EU trade commissioner Peter Mandelson described the situation in a briefing on the partnership agreements in Brussels last month as a case of the ACP countries trading a "shrinking island of commodities in an ocean of the global economy", which was simply not sustainable.

Part of the problem is supply-side constraints and market capacity. The EU wants the EPAs to aim at integrating the ACP into the world trading economy and increasing the quantity and diversity of their trade. The core objective is to bring each EPA region under a single trade regime to encourage regional integration, the growth of regional markets and the creation of regional supply chains.

To tackle market constraints, the EU wants to implement a deal that covers services, including financial services, telecoms, transport and government procurement. Services, the argument goes, are the basis on which other sectors of the economy depend and therefore should be central to the development aim.

An agreement on services, the European Commission believes, would create more homogenous standards across participating regions, and this would enhance legal predictability, lower costs, enhance competitiveness and ultimately stimulate foreign direct investment.

But the question many are asking is for whom the EU wants this predictability.
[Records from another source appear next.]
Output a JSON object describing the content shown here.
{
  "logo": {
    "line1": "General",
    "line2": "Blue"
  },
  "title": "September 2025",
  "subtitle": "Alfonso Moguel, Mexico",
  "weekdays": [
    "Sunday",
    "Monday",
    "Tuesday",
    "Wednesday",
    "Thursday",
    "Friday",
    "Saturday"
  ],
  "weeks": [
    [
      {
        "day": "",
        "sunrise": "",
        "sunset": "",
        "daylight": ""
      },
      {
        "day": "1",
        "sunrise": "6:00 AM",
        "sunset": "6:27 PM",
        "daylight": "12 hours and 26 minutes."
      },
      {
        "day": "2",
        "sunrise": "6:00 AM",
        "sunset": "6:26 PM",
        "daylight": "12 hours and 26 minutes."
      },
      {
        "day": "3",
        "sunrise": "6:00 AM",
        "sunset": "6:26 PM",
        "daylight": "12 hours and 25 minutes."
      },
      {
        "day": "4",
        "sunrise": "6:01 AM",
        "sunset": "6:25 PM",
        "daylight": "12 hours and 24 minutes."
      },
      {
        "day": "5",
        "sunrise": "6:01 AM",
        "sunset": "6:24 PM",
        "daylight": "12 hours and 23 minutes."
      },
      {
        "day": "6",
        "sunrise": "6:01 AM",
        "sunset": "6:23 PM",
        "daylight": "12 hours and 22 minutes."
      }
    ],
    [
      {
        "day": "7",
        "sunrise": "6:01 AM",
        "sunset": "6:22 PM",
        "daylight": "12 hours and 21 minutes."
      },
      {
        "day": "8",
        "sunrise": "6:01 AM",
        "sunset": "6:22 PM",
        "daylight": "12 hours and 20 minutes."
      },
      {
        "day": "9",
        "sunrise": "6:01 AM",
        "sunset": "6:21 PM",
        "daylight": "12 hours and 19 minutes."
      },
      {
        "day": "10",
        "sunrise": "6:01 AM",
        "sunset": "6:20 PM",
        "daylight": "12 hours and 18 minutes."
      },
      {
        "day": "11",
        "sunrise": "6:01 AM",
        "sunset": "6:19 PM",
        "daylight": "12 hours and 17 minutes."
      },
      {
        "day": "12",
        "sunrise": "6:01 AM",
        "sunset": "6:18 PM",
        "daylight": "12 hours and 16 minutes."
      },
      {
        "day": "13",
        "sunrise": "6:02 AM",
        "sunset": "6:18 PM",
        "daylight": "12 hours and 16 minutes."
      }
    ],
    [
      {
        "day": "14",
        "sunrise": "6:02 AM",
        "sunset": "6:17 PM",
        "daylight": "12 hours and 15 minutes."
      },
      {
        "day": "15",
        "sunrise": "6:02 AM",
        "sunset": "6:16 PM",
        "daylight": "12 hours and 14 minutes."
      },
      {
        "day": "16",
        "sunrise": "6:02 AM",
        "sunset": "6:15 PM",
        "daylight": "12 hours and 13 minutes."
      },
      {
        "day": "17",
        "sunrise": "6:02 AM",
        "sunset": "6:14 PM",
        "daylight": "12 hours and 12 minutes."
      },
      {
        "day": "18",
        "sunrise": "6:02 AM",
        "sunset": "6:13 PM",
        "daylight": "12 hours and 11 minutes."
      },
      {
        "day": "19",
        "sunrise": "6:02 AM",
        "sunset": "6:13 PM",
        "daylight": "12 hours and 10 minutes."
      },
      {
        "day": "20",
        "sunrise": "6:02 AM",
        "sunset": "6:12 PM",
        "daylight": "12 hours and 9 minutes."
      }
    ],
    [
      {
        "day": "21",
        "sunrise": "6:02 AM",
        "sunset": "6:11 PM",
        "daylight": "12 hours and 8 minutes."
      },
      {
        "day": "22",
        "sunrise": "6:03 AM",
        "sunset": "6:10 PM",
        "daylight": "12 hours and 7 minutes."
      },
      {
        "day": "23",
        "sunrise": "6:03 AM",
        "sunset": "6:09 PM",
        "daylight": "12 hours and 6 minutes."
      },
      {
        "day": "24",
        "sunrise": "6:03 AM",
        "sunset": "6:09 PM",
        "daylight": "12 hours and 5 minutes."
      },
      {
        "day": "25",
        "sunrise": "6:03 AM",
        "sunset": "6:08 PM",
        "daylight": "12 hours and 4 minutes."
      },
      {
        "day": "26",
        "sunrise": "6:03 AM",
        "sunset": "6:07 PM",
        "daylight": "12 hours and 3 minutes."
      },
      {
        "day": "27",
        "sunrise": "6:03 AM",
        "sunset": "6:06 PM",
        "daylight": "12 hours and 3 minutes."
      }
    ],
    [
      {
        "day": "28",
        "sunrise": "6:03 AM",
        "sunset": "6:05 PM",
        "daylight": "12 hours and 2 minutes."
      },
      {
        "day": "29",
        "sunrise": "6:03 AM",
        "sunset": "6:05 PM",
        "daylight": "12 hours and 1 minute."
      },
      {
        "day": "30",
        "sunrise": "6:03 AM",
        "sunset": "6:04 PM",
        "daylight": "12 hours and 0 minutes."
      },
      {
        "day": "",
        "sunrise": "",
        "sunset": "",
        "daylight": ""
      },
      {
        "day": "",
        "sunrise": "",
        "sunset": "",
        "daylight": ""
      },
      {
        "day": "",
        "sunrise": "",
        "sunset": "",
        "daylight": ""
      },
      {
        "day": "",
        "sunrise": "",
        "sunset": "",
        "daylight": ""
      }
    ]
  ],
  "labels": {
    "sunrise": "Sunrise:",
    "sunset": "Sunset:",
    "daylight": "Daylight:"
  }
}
Peter Draper, a research fellow at the South African Institute of International Affairs, points out that services reforms, which mostly relate to regulatory issues, are likely to have a knock-on effect on the markets which accede to the reforms. Developing countries should be given time to study the effect that reforms would have on their markets before making commitments.

However, with the deadline for the conclusion of a deal set for the end of the year, there simply will not be enough time. As it is, the EU took a year to positively respond to a request that SA be included in the partnership agreement negotiations. The delay is understandable, since the EU had to establish whether any sectors in the EU in particular would be at risk from an influx of South African goods if duty-free access was granted to SA.

A study on the effect of SA joining the EPA found that the supply response from SA to duty-free access to the EU was likely to be minimal, with the possible exception of sugar and beef. The likelihood of SA compromising the access of other developing countries was found by the study to be modest, again with the possible exception of sugar and beef.

Despite these findings, the EU still argues for differential treatment for SA. Moreover, it appears that SA’s inclusion in the EPA has hardened the EU’s stance on pushing through binding commitments on services from developing countries.

At the briefing in Brussels, Mandelson reiterated that the EPAs were agreements and the EU, had "no desire to impose a decision" on the ACP. But, given the tight time frame, developing countries may feel pressured to concede on services to get a deal concluded before the expiry of the deadline, making Mandelson’s words ring rather hollow.

An overhasty agreement on services without proper scrutiny of the likely effect of reforms achieves the opposite of what the EU is envisaging with the partnership agreements and undermines development.

Also at the Brussels briefing, Mandelson said assumptions that the ACP regions could not negotiate their own deals was "patronising and wrong". But the direction the economic partnership agreement is taking seems to suggest that the ACP’s negotiating space is clearly delineated by the framework the EU dictates.